Ответа на вопрос у Густы не было. Ну не признаваться же врачу, что в это время сама она лежала здесь, в этой же комнате на простывшем полу, где и родила двух крошечных, недоношенных ребятишек. Ну как сказать, что малыши, незаконные, «в подоле принесённые», лежат сейчас в соседней комнате вместе с Мартиной дочкой, и она, Густа, даже не знает, кто из троих сейчас плачет тоненьким детским плачем. Поэтому упрёк врача остался без ответа. Важнее сейчас было не то, что было, а – что будет, и что можно сделать, чтобы отец встал на ноги.
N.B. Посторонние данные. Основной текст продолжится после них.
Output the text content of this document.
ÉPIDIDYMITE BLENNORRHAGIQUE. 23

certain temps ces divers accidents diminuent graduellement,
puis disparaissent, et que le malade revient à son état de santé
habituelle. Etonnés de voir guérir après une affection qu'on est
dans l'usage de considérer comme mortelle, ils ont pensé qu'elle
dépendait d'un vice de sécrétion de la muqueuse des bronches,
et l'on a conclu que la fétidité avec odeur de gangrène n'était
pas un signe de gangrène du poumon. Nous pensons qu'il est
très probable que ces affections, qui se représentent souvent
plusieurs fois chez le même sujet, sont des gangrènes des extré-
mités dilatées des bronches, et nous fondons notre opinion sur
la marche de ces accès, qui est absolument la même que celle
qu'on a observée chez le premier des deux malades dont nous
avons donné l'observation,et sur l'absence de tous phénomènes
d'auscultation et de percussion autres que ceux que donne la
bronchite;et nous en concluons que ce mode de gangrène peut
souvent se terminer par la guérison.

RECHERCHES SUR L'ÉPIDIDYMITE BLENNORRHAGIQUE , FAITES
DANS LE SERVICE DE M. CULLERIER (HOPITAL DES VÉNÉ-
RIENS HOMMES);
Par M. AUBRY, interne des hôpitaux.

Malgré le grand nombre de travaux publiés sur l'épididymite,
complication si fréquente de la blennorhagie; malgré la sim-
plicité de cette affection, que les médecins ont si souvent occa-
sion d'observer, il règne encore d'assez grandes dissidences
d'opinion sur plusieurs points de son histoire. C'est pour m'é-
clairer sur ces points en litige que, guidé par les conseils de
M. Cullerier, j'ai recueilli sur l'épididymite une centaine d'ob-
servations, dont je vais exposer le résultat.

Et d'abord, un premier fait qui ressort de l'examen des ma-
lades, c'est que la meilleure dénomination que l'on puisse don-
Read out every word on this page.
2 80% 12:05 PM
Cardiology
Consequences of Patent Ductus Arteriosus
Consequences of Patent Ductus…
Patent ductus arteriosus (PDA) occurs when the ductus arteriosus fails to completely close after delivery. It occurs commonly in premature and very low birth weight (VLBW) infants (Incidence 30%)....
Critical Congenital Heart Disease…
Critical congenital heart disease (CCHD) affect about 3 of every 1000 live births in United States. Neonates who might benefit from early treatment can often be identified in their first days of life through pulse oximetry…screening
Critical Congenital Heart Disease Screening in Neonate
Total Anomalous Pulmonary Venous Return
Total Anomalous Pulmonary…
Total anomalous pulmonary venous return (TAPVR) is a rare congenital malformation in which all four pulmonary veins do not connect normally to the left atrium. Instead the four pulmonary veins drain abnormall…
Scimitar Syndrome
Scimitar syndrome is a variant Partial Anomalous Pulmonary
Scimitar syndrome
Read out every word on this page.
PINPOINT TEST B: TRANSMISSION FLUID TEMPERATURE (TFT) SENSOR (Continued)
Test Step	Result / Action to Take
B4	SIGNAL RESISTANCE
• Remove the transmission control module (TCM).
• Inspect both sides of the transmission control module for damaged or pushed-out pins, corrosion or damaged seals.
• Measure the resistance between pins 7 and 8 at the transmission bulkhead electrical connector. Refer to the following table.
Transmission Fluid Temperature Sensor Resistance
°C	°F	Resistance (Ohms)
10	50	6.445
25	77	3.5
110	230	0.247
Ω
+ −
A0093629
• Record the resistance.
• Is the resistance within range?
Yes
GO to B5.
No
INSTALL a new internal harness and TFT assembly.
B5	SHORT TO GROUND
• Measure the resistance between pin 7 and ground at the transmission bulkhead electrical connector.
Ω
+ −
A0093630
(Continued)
– Вы папе помочь сможете? – голубые глаза внимательно смотрели сквозь очки прямо в душу доктору.

Доктор поёжился от этого требовательного взгляда.

– Ну, не знаю… По-хорошему в больницу его надо бы… Без уколов не справиться. Да только везти его в таком состоянии тоже нельзя. – Доктор задумался.

– А вы покажите, доктор, как уколы делать. Я сама попробую, у меня получится.